An international team of researchers led by Leif Andersson, a professor at the Texas A&M College of Veterinary Medicine & Biomedical Sciences, has been able to reconstruct the origins of the male sex chromosome in the Atlantic herring, determining that the male-specific region of this genetic storehouse contains only three genes: a sex-determining factor and two genes for sperm proteins.

This research provides further insight into how organisms develop into one sex or another and how the mechanisms for these developmental decisions are controlled genetically.
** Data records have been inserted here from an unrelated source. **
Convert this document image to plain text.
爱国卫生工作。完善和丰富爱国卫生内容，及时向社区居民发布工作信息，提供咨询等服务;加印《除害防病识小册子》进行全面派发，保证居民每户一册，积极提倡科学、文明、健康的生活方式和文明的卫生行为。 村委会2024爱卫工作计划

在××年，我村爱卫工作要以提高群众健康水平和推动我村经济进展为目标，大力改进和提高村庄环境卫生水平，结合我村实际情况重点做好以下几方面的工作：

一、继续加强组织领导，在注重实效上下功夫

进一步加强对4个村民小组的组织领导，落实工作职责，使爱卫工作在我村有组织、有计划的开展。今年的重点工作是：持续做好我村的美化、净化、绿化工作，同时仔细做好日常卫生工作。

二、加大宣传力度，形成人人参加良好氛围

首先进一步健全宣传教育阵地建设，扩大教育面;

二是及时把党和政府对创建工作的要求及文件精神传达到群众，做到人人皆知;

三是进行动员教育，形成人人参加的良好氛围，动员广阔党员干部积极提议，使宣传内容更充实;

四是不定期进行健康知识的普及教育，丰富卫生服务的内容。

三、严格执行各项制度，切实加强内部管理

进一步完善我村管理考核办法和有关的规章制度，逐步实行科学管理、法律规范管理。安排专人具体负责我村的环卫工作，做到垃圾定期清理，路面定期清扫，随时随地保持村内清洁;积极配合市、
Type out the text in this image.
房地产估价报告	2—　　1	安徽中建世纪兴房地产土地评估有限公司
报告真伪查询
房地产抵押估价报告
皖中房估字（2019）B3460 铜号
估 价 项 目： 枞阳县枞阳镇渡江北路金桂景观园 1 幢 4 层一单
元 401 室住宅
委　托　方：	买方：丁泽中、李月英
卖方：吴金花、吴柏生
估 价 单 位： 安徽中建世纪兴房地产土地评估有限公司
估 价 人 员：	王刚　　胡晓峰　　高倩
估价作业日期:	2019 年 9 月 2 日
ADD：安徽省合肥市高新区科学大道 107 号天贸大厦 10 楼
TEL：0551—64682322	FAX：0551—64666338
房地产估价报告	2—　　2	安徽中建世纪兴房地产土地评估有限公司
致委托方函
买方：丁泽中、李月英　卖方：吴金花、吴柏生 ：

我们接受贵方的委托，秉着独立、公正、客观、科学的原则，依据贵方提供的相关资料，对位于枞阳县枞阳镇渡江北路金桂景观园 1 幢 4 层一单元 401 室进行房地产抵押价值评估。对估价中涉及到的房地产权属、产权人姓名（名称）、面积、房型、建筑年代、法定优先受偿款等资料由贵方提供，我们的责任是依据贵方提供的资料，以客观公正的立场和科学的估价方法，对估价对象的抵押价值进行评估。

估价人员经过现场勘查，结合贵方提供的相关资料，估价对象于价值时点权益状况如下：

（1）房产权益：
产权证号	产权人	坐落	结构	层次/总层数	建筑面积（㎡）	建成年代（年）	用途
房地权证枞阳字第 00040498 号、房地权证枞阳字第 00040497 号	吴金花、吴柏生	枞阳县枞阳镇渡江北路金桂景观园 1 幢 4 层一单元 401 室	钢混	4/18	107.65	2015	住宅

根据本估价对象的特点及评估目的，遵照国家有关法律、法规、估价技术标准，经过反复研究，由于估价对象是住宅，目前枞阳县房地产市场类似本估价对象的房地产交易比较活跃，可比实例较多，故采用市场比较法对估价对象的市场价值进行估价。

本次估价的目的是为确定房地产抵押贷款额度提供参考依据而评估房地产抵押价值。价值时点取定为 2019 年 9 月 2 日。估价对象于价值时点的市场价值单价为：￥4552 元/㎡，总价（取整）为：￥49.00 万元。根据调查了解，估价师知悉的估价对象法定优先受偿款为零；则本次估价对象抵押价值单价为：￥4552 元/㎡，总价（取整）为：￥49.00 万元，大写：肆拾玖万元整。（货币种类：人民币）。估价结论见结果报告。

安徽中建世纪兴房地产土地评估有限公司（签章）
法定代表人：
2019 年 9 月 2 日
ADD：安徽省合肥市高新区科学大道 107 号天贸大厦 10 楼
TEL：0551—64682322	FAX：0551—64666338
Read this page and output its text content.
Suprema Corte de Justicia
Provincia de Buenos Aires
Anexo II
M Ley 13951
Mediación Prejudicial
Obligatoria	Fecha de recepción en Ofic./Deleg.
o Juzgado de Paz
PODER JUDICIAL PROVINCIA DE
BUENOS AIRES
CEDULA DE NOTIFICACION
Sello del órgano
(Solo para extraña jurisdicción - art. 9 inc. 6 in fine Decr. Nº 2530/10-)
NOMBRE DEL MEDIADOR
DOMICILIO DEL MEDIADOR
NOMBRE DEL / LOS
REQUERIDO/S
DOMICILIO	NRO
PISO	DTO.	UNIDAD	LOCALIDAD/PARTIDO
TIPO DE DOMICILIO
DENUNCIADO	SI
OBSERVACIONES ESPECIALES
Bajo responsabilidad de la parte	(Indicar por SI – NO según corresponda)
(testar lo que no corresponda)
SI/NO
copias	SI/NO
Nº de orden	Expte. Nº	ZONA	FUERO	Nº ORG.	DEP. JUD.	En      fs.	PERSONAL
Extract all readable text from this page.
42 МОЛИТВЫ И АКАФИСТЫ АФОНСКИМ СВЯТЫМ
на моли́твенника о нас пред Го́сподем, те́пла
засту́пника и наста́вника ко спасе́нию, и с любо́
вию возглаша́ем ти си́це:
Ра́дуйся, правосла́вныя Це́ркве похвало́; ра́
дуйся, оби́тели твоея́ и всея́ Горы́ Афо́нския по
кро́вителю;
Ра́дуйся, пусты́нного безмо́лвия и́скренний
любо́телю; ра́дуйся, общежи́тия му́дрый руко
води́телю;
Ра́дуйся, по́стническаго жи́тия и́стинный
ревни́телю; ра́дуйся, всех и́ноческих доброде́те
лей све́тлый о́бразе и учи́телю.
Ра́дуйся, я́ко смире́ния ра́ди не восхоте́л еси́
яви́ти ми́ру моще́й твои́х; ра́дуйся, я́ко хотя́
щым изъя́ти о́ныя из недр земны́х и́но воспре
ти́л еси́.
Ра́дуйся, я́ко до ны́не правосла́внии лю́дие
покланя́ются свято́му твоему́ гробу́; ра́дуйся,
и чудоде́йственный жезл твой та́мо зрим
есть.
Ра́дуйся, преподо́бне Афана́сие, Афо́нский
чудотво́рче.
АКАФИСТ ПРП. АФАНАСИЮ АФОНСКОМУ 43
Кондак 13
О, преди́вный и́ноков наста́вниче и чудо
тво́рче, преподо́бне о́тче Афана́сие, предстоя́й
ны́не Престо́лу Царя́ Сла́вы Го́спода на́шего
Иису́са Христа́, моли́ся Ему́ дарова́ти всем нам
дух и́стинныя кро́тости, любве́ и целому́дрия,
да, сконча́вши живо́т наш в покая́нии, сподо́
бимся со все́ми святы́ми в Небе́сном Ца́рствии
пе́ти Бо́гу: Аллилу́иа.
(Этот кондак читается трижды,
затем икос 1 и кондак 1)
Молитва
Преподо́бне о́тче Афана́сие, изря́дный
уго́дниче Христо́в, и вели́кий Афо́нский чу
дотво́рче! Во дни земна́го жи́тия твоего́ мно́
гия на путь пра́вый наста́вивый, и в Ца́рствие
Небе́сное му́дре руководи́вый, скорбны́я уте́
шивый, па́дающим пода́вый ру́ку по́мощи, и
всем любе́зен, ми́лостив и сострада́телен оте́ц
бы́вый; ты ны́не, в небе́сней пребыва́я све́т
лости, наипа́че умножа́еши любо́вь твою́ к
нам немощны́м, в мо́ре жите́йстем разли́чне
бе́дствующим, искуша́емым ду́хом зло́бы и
Chromosomes are structures of highly organized DNA that serve as one book in an organism’s biological library, or genome. Sex chromosomes specifically play an important role in determining whether an organism develops as male or female. The study of these structures is important as it allows us to understand the mechanism of sex-determination in development.

However, this research can be difficult as sex chromosomes degenerate quickly and have high rates of mutations. The Atlantic herring is unique in that both versions of its sex chromosomes (X and Y) are almost identical in gene content.

In a recent study published in the Proceedings of the National Academy of Sciences, Andersson and his colleagues, based at Uppsala University in Sweden, determined that the only difference between X and Y was that the Y chromosome, found only in males, has three additional genes: a sex-determining factor (BMPR1BBY) and two sperm protein genes predicted to be essential for male fertility.

By observing the structure of these three genes in the Y chromosome, the researchers were able to trace the molecular evolutionary path that led to the Atlantic herring’s current Y chromosome, reconstructing its birth in a piecewise fashion.

“This study is unique because we have been able to reconstruct the birth of a sex chromosome,” Andersson said. “Usually, sex chromosomes evolved a long time ago, like for human Y, and many changes have occurred that make it impossible to sort out the first critical steps. That is exactly what we have done in the herring.”